— Не стреляйте, — жалобно повторил повар. — Я никогда ни в кого не стрелял, я сдаюсь…
Голос его осекся. Он внезапно понял тёмным перепуганным разумом, что перед ним стоит существо, для которого уже давно нет понятия "сдаюсь". В юного человека, одетого в узкую крутку без рукавов и широкие кожаные клёши со шнуровкой, не было ни сожаления, ни сострадания, ни любопытства — ненависть и голод. Ноздри землянина раздувались, верхняя губа приподнялась — как у зверя.
— Что там, Мир? — спросила выпрыгнувшая из-за прицепа Машка. Повар повернулся к ней, рассчитывая, может быть, что у девушки легче найти сочувствие — но на его беду движение это вышло слишком резким. А любое резкое движение могло быть лишь попыткой нападения. Коротко рыкнув, Мирко нажал на спуск — длинная очередь в упор опрокинула тушу джаго внутрь прицепа. Машка изящно, почти балетно, скакнула внутрь, и изнутри раздался её звонкий голос:
— Мирко, хлеб! — что-то весело загремело. — И каша!
— С мясом? — настороженно спросил Мирко. К мясу, употребляемому джаго, следовало относиться осторожно. Очень осторожно.
— С рыбой!
— Ух! — Мирко махнул рукой: — Сюда все!
Он вскочил внутрь, поскользнулся в луже крови, падая, оттолкнулся рукой от окровавленного пола, так и не упал окончательно. Положив автомат рядом с плитой, разломил протянутую буханку серого хлеба и начал есть, откусывая поочерёдно огромные куски из правой и левой руки…
…Весёлый шум и выкрики неслись от прицепа.
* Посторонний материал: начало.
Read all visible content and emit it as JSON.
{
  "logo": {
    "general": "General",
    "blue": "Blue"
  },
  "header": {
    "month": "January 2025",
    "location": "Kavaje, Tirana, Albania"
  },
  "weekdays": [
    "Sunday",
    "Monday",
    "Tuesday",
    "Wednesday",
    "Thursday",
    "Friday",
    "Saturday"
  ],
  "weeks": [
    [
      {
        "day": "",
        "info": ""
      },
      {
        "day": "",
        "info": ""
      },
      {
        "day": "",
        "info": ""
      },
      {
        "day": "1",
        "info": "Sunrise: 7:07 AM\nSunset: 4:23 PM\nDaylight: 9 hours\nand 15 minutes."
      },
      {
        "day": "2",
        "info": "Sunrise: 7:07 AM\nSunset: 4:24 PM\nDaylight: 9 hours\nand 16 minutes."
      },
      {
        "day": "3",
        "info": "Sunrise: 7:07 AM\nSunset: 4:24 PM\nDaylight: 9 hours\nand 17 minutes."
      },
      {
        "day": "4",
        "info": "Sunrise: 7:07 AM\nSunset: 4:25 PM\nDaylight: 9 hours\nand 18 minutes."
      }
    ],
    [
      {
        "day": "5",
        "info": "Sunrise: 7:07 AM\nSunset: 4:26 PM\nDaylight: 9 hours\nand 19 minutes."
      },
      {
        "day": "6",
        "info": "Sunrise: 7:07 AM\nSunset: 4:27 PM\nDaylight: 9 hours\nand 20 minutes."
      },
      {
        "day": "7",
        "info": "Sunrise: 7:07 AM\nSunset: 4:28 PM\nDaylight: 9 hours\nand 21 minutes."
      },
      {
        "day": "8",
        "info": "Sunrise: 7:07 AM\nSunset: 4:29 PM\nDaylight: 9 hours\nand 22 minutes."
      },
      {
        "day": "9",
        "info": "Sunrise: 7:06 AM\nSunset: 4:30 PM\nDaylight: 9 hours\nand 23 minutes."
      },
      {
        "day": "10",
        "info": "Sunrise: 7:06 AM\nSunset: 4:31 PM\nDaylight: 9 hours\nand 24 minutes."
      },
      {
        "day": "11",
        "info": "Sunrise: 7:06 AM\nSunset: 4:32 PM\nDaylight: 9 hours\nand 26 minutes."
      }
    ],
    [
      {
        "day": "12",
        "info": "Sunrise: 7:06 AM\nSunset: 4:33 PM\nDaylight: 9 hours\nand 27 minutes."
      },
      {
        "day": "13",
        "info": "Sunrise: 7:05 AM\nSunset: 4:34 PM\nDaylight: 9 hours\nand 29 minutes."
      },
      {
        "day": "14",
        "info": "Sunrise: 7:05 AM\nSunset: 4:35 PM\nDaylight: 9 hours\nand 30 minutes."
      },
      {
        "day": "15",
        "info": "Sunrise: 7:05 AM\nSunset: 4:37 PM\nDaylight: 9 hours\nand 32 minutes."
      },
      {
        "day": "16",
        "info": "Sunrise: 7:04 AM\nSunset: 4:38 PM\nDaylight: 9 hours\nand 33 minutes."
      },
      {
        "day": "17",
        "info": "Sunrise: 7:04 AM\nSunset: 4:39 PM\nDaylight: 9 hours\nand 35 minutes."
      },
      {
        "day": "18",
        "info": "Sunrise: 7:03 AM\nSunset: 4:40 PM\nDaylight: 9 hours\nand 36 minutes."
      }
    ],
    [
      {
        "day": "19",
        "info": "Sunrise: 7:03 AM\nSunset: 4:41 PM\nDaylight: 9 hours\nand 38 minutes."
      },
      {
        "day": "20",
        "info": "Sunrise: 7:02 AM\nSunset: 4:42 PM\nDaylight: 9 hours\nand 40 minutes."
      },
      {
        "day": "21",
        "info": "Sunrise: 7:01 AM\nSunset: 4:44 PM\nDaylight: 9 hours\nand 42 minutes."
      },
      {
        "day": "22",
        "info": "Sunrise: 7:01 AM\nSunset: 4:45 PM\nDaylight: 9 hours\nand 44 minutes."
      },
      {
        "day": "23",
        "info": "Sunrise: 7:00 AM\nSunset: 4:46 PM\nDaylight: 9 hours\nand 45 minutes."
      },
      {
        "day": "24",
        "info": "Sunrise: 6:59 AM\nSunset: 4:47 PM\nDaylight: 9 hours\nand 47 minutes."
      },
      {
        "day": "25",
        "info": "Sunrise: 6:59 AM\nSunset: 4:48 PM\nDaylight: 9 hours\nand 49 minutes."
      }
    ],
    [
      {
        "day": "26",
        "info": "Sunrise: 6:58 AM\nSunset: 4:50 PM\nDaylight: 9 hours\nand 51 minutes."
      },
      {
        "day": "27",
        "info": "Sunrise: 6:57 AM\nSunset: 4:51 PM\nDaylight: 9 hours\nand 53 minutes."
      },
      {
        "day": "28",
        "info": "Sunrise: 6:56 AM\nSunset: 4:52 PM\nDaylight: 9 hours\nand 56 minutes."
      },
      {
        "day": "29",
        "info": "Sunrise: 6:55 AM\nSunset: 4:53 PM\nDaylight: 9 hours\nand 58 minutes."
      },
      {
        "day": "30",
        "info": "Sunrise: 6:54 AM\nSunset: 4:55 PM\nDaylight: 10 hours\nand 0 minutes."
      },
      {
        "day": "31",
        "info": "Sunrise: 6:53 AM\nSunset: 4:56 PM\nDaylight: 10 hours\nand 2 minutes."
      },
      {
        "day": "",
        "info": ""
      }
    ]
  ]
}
Слушая их, Сашка улыбался. Он полулежал в кювете недалеко от убитого спецназовца и внимательно осматривал дорогу в обе стороны.
Мягкие шаги заставили его повернуться всем телом. Подошедший Горька в одной руке держал дикий сэндвич — хлеб, сырая мороженая рыбина и консервированные овощи — а другой протягивал Сашке картонную тарелку, полную зеленоватой каши, жареной рыбы, тех же овощей, с огромным ломтем хлеба сверху.
— На, поешь. Я посмотрю, — Горька присел, продолжая есть, но держа теперь в правой руке свой автомат. Приняв тарелку, Сашка с благодарностью посмотрел на профиль своего лучшего друга — жуя, Горька посматривал по сторонам.
— Не сердись на ребят, — сказал между тем Белкин, проглатывая кусок, — все очень голодные.
— Ерунда, — Сашка нагнулся над едой. — Думаю, это всяко вкусней, чем жевать травинки?
— Значительно, — засмеялся Горька. Отряхнув руки, он достал обрез помпового ружья из-за спины, озабоченно покачал головой. Кожа, покрывавшая рукоять на месте лихо отпиленного приклада, вытерлась. — Нужна новая обшивочка…
— Сдери скальп, — Сашка кивнул на труп рядом.